Their hunger for books could teach them of a better life free of the hunger, but without food they’d never live long enough or have the strength to find it.
Where to start? I loved this book.
There are so many unique qualities to The Book Woman of Troublesome Creek, by Kim Michele Richardson, starting with the fact that it takes two fascinating pieces of history and merges them together into one character.
That character, the voice of our narrator, is Cussy Mary Carter, nicknamed “Bluet.” Piece of History #1: she is a Pack Horse librarian in the 1930’s, riding through the Appalachian Mountains weekly, delivering books to the poor but proud. Piece of History #2: she is a descendant of the Blue Fugates of Kentucky, a group of people with a rare genetic condition that turned their skin blue.
On one hand, you have Cussy Mary as the outcast because of her visible blue skin (she even qualified as “colored,” although she was not African American, and was subject to the same restrictions of the time.) On the other hand, you have Cussy Mary as the one who brings culture to the region’s isolated people. The school children look forward to seeing her. The illiterate (too proud to ever admit such a thing) depend on her to read to them. The elderly simply enjoy her pleasant company.
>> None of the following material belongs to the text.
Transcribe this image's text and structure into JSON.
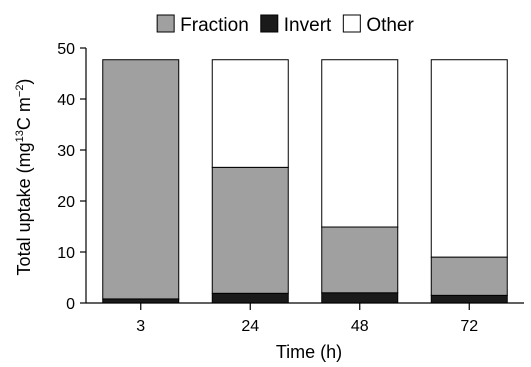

If there existed a scale of reactions people have towards Cussy Mary, from loving, sympathetic, and compassionate to repulsed, fearful, and murderous, she evokes them all. Yet, somehow, she maintains her composure, ever the book’s heroine from beginning to end. When a character is convinced they are unlovable, yet still manages to treat others with kindness and respect–as Cussy Mary does–you cannot help but admire them.
The themes of prejudice, segregation and ignorance are pervasive throughout the novel. But there is also forgiveness, redemption, and stoicism. My only small criticism is that the ending is almost “too tidy,” seemingly out of step with the rest of the novel. But that is purely my opinion.
Overall, The Book Woman of Troublesome Creek is an extremely engaging read, suitable for book clubs or the curious individual looking for a story unlike any other.